Fast-forward 81 years; HTC partners with Valve Corporation to market their virtual reality headset HTC Vive and controllers to the public. I can’t help but wonder how Weinbaum might react to the HTC Vive, and how many of today’s innovators might have been influenced by ideas planted by science fiction writers.

Regardless of who did the influencing, virtual and augmented reality technology is revolutionizing the way we do architecture.  New software and hardware platforms enable immersive environment representations and gestural modeling—VR and AR tools allow designers to visualize and virtually inhabit three-dimensional spatial conditions at “full scale” and design work with intuitive hand and body motions. The implications for architectural practice are dramatic, as in the Botswanna Innovation Hub.

The Botswana Innovation Hub will be a new LEED-certified facility for technology research and development. Viewable through an HTC Vive headset, the partially completed virtual structure features exposed beams stretching skyward and out in the basic framework that will be developed into the building.

According to the article’s author Nathan Hurst, SHoP Architects—the firm developing the innovation complex—and other forward-thinking architecture and engineering firms are utilizing virtual and augmented reality as tools to create better buildings, more efficiently. Immersive architectural and engineering renderings offer depth perception, providing clients with the ability to “feel the space,” and view the design before a lot of effort, time and money is spent constructing it.

You’re probably already aware that applying virtual reality tools to building design is not new. Architects and engineers have used it for years provide clients with a building representation before it’s commissioned, or to sell space within it. Plans can be shared across continents, and parties can meet and collaborate faster and more accurately on the developing structure.

Software used to build these virtual representations include video game engines—predominantly Unreal and Unity.
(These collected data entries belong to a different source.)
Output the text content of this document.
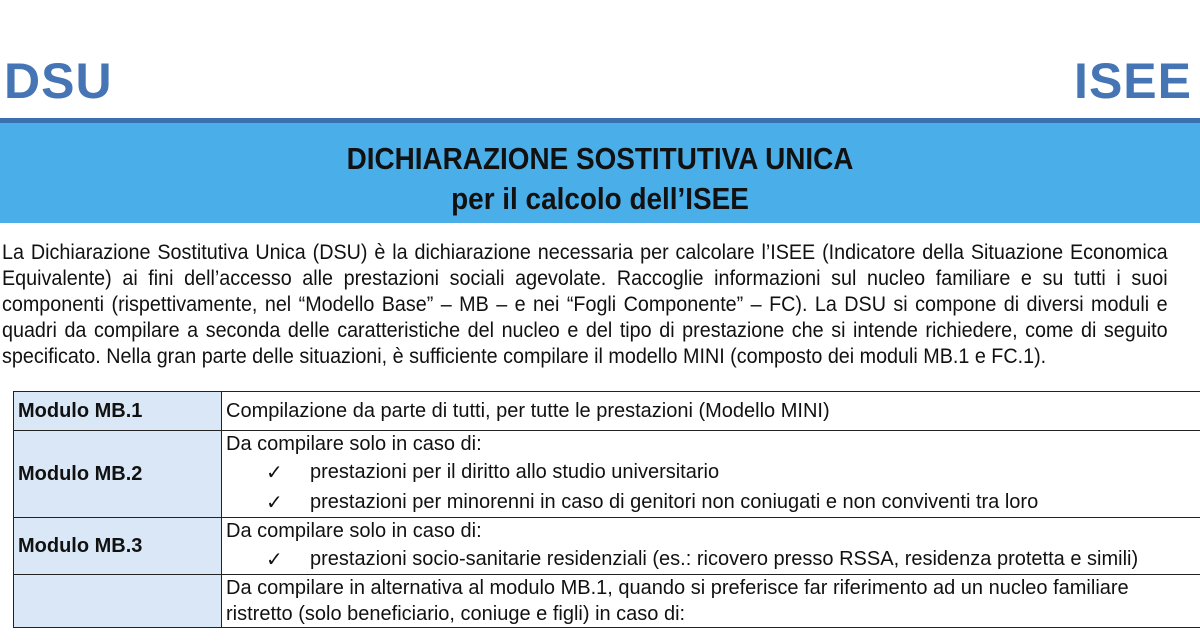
DSU	ISEE
DICHIARAZIONE SOSTITUTIVA UNICA
per il calcolo dell’ISEE
La Dichiarazione Sostitutiva Unica (DSU) è la dichiarazione necessaria per calcolare l’ISEE (Indicatore della Situazione Economica
Equivalente) ai fini dell’accesso alle prestazioni sociali agevolate. Raccoglie informazioni sul nucleo familiare e su tutti i suoi
componenti (rispettivamente, nel “Modello Base” – MB – e nei “Fogli Componente” – FC). La DSU si compone di diversi moduli e
quadri da compilare a seconda delle caratteristiche del nucleo e del tipo di prestazione che si intende richiedere, come di seguito
specificato. Nella gran parte delle situazioni, è sufficiente compilare il modello MINI (composto dei moduli MB.1 e FC.1).
Modulo MB.1	Compilazione da parte di tutti, per tutte le prestazioni (Modello MINI)

Modulo MB.2	Da compilare solo in caso di:
✓ prestazioni per il diritto allo studio universitario
✓ prestazioni per minorenni in caso di genitori non coniugati e non conviventi tra loro

Modulo MB.3	Da compilare solo in caso di:
✓ prestazioni socio-sanitarie residenziali (es.: ricovero presso RSSA, residenza protetta e simili)

	Da compilare in alternativa al modulo MB.1, quando si preferisce far riferimento ad un nucleo familiare
ristretto (solo beneficiario, coniuge e figli) in caso di:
Other programs adapted more specifically to building design include Autodesk, creator of a game engine called Stingray to visualize buildings, created LIVE, a “sort of short cut” that automatically creates a 3D visualization of a space designed in Autodesk’s Revit Building Information Modeling software and convert it into Stingray, without a lot of new skills required.

LIVE offers users the ability to click through a building and assess details, such as the perceived height of a railing, where the sun will cast its rays at different times of the year, and more.
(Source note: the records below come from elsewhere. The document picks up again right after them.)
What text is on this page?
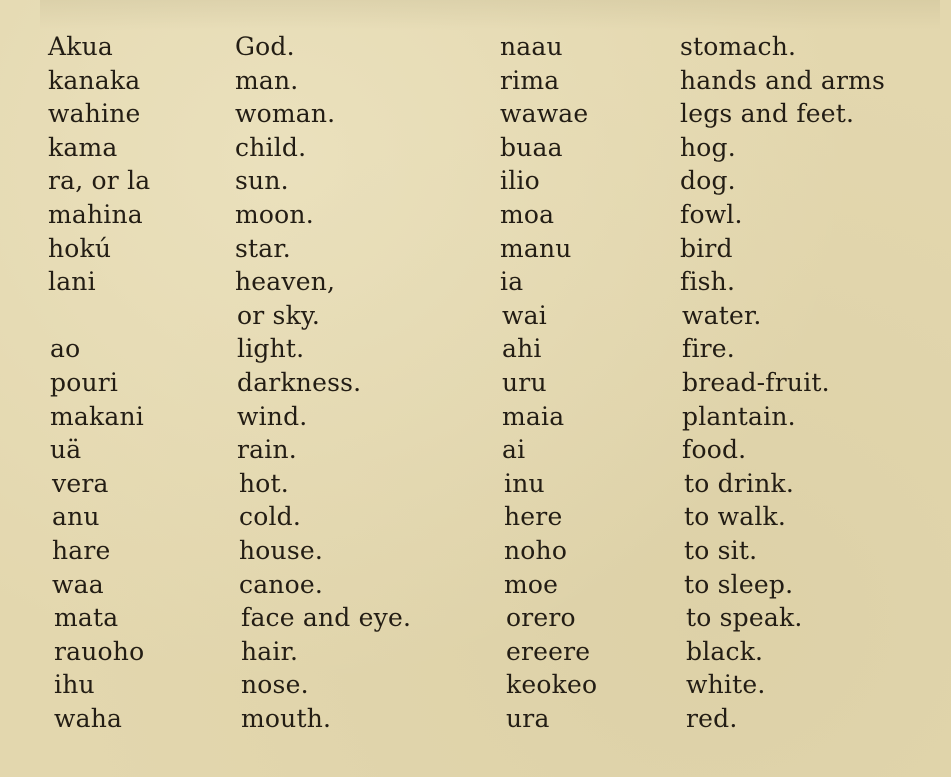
Akua
kanaka
wahine
kama
ra, or la
mahina
hokú
lani
ao
pouri
makani
uä
vera
anu
hare
waa
mata
rauoho
ihu
waha
God.
man.
woman.
child.
sun.
moon.
star.
heaven,
or sky.
light.
darkness.
wind.
rain.
hot.
cold.
house.
canoe.
face and eye.
hair.
nose.
mouth.
naau
rima
wawae
buaa
ilio
moa
manu
ia
wai
ahi
uru
maia
ai
inu
here
noho
moe
orero
ereere
keokeo
ura
stomach.
hands and arms
legs and feet.
hog.
dog.
fowl.
bird
fish.
water.
fire.
bread-fruit.
plantain.
food.
to drink.
to walk.
to sit.
to sleep.
to speak.
black.
white.
red.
Virtual reality can modify the entire architectural process, from design to construction and even to maintenance once construction is complete, and software to translate architectural drawings is no longer necessary. Architects can design in three dimensions from the get-go.

The value of virtual design increases as the design becomes more complex, and when the space itself poses unusual challenges—such as an irregularly shaped atrium or lobby. Virtual technology tools help get the scale right, and help design the hidden components with the walls such as HVAC, plumbing, electrical systems and alarm systems, which must fit together like pieces of a 3D puzzle.

As building design continues to increase in complexity and demands, the pressure on architects and the construction industry increases. Leveraging virtual technologies saves time, effort and money throughout the channel.